Perhaps a mirror makes a better coping mechanism. This mirror may be just the therapy Carol needed. Sure, it was just another crutch, but you need a crutch sometimes. She climbed out of bed and followed the details of the carvings. She smiled, a little smile though it was, at herself with the glow of her face in the flattering daylight. With the heat of the day on her face, Carol climbed back into bed and was soon napping. She woke from lilting, little giggles. Of course, no one was there, but a single gold stud earring and her wooden knitting needles were resting on the bedclothes. It was as if someone had gone about snatching her things just to return them as gifts.

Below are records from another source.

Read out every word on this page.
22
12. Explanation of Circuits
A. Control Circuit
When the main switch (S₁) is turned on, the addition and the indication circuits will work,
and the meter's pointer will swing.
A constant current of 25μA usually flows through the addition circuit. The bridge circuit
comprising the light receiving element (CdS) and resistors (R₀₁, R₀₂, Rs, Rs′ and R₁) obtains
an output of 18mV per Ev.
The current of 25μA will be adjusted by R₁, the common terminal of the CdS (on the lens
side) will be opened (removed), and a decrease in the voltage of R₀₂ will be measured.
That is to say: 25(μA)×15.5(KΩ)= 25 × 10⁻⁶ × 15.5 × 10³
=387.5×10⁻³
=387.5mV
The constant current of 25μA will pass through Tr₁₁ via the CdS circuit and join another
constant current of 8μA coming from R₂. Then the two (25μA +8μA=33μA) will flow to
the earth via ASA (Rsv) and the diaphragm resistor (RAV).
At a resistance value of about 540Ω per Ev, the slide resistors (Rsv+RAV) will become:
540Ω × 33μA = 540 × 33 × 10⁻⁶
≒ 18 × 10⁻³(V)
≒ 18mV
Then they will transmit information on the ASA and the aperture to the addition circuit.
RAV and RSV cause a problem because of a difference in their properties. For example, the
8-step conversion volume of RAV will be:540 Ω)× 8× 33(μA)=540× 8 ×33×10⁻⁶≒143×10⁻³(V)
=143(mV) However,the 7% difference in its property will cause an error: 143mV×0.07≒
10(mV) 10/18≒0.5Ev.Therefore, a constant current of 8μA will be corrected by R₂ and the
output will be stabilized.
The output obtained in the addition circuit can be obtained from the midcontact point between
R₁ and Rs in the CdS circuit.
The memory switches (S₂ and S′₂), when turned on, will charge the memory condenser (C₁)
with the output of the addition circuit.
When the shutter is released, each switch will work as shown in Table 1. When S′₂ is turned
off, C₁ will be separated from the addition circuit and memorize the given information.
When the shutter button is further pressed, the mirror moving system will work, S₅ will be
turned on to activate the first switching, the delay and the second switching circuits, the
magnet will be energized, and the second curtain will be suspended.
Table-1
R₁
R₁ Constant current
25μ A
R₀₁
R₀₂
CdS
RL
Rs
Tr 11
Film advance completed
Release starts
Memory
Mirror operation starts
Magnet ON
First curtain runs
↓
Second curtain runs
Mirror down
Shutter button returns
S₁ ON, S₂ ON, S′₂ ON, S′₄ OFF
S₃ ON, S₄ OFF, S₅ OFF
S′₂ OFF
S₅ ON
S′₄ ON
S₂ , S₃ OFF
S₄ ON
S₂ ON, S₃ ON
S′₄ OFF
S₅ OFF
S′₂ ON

As late afternoon set in, Carol sat in bed with a book and a pint of Ben and Jerry’s Chunky Monkey ice cream. She must have dozed off because she woke with her hand in a puddle of melted ice cream and the pint on the floor. It was growing dark. Moonlight was on the heels of the fading day. It filtered through the window, creating little dancing lights upon the looking glass. It was almost as if there was movement inside. Quietly, she tiptoed to the mirror. It was swimming like water, and a small chubby face and arm reached out of the glass beckoning Carol to enter. Carol froze in awe at the visage of a cherub, a baby in the looking-glass. Inviting her into an orchard of Sweetgums. Abruptly, she heard Will enter with the dull thud of the front door. When Carol turned back to the mirror, it was solid. “NO,” she cried and slammed the palm of her hand against the mirror. There was a heart-breaking crack that ran through the mirror and disappeared in ripples of reflection. With bloody palm and bare feet, Carol entered the looking glass. Will ran up the stairs to his wife’s cry of “NO.” The room was empty. No one was home.